If Nathan truly intends us to become nobles, then I will support him. It may sound strange for a six-year-old to speak of such things, but Nathan has always been different. From the moment he could talk, he has carried himself like someone far older, far wiser. Sometimes I wonder if he is blessed by the gods themselves.
Whatever the truth is, I will follow him. Always.
Anda – POV
The Hellblazers are frightening. That was my first impression when I laid eyes on them, and the feeling has not left me since. I had expected a balanced adventuring party, something resembling our own; fighters, a mage, perhaps a healer to round out the group. Instead, what I saw was something altogether different, something that defied the conventions I had come to accept as unshakable truths of adventuring.
There were three of them. Leshner, the spear-wielding warrior, tall and lean, his movements sharp and precise like a serpent ready to strike. Then there was Xander, a mountain of a man, broad-shouldered and armored, carrying a shield and sword that seemed almost too small for his massive frame. And lastly, Krizek; the one who unsettled me most. He carried twin blades, curved and dark, their edges glinting with a sinister light. Everything about him radiated menace, from the way he moved with predatory grace to the way his eyes lingered on people just a moment too long.
I had heard of them before, of course. Who hadn’t? Their name carried weight, whispered in taverns and guildhalls alike. The Hellblazers had carved their reputation in blood and fire, rising to the mid-level ranks in only a few short years. That alone was remarkable, but what made them infamous was the way they had done it. No support mage. No healer. No cleric to patch wounds or sorcerer to shield them with wards. Just three damage dealers, relentless and unyielding.
It shouldn’t have been possible. Every adventurer knows that balance is survival. A party without support is a party destined to fall apart the moment things go wrong. And yet, here they were...not only surviving, but excelling. Their victories were not accidents; they were deliberate, brutal, and efficient. I could hardly believe it, even as I stood before them.
Still, I was relieved to know they were with us on this journey. Their reputation alone was enough to make enemies think twice, and their presence gave me a sense of security, though it was tinged with unease. They were close to Jakob’s family, I learned, fellow Shaxaians. That explained their loyalty, at least on the surface. But what unsettled me most was their bond with the boy...Nathan.
Nathan was only six years old, and yet there was something uncanny about him. The way he looked at me, at all of us, was disconcerting. His gaze was not the innocent curiosity of a child but something sharper, colder, as though he were studying us, dissecting us in silence. I could not shake the feeling that he saw more than he should, more than any boy his age had a right to.

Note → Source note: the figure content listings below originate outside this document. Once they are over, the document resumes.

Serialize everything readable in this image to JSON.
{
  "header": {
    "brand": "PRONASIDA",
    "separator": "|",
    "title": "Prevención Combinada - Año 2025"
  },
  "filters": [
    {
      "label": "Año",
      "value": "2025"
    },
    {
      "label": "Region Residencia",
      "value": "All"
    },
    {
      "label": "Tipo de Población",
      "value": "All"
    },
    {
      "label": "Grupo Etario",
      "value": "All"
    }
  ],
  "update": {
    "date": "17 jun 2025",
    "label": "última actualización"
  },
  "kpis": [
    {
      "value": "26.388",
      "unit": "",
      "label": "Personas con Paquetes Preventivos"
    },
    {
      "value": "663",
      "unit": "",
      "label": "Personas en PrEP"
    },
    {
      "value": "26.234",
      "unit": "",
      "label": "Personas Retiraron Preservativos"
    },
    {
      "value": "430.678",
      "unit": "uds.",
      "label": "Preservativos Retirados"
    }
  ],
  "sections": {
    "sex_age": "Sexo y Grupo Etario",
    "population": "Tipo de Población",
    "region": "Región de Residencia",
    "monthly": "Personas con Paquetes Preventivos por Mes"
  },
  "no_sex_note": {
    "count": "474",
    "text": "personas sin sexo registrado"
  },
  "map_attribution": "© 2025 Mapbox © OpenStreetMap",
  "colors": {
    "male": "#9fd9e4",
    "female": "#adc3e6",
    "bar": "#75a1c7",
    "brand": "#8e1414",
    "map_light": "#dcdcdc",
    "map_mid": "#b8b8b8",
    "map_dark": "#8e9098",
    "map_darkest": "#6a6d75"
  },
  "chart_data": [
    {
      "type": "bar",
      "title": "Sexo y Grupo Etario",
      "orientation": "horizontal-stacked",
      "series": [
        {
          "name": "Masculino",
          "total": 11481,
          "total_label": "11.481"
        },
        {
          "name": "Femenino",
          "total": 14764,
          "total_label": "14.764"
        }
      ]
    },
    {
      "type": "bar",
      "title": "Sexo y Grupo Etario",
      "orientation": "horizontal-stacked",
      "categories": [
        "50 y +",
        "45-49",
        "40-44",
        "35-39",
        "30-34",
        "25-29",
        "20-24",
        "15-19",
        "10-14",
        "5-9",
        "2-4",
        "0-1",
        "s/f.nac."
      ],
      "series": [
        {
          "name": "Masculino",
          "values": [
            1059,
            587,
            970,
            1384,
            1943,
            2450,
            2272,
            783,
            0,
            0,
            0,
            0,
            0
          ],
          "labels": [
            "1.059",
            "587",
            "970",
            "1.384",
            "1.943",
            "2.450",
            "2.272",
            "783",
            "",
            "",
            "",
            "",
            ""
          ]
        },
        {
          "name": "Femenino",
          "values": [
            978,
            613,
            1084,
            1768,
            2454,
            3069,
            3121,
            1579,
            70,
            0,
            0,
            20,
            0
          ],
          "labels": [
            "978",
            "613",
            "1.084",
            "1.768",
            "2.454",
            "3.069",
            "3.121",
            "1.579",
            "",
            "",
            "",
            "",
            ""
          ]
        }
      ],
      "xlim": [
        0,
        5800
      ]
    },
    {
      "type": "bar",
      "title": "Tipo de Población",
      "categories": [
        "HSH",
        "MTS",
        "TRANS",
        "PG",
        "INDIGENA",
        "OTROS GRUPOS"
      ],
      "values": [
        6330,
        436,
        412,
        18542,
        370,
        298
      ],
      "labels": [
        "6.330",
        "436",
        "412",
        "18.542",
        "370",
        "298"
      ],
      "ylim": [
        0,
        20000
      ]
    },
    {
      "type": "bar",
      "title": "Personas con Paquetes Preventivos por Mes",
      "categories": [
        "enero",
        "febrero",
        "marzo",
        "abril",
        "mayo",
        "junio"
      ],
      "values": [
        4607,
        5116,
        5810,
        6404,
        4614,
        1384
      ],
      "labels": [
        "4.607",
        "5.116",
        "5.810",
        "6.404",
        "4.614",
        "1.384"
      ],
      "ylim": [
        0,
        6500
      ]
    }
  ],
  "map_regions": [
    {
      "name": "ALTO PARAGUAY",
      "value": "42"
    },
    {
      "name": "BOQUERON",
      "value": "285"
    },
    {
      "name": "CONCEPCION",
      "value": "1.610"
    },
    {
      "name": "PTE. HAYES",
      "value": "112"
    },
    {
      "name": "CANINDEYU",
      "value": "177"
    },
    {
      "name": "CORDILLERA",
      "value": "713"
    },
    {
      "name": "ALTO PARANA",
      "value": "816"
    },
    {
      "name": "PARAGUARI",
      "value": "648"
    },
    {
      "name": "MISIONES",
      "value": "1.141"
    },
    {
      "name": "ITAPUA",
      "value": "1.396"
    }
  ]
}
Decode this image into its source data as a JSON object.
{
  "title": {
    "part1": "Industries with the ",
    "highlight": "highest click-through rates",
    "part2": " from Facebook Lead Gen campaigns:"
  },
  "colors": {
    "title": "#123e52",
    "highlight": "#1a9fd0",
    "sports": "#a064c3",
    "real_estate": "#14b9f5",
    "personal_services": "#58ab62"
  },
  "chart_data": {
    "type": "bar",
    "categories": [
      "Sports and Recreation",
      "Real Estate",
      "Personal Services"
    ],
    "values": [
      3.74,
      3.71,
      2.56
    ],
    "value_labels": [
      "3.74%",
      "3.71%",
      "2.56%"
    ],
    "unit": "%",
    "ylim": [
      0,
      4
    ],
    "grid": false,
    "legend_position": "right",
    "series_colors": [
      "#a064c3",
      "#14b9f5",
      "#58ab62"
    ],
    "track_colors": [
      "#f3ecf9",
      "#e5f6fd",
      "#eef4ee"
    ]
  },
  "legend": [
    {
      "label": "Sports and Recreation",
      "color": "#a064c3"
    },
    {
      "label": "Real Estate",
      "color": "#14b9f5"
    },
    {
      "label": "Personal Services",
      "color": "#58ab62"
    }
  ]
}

The strangest moment came when Nathan gave them an order. A child commanding the Hellblazers, it should have been laughable. And yet, when he told them to save the girl, they obeyed without hesitation. No questions, no hesitation, no trace of doubt. They moved as though his word was law. I was not surprised that they scattered the adventurer bodyguards of the merchants with ease; that was expected. What shocked me was their obedience to the boy.
It was not the obedience of mercenaries following a patron, nor the casual indulgence of adults humoring a child. No, it was something deeper. They treated him with respect. With reverence. As though he were not merely a boy, but something greater, something they recognized and I did not.
I must be imagining things, I told myself. Perhaps I was reading too much into it. But the feeling lingers, gnawing at me. Something is afoot here; something hidden beneath the surface of loyalty and camaraderie. The Hellblazers are frightening, yes, but what frightens me more is the boy they follow. And I intend to find out why.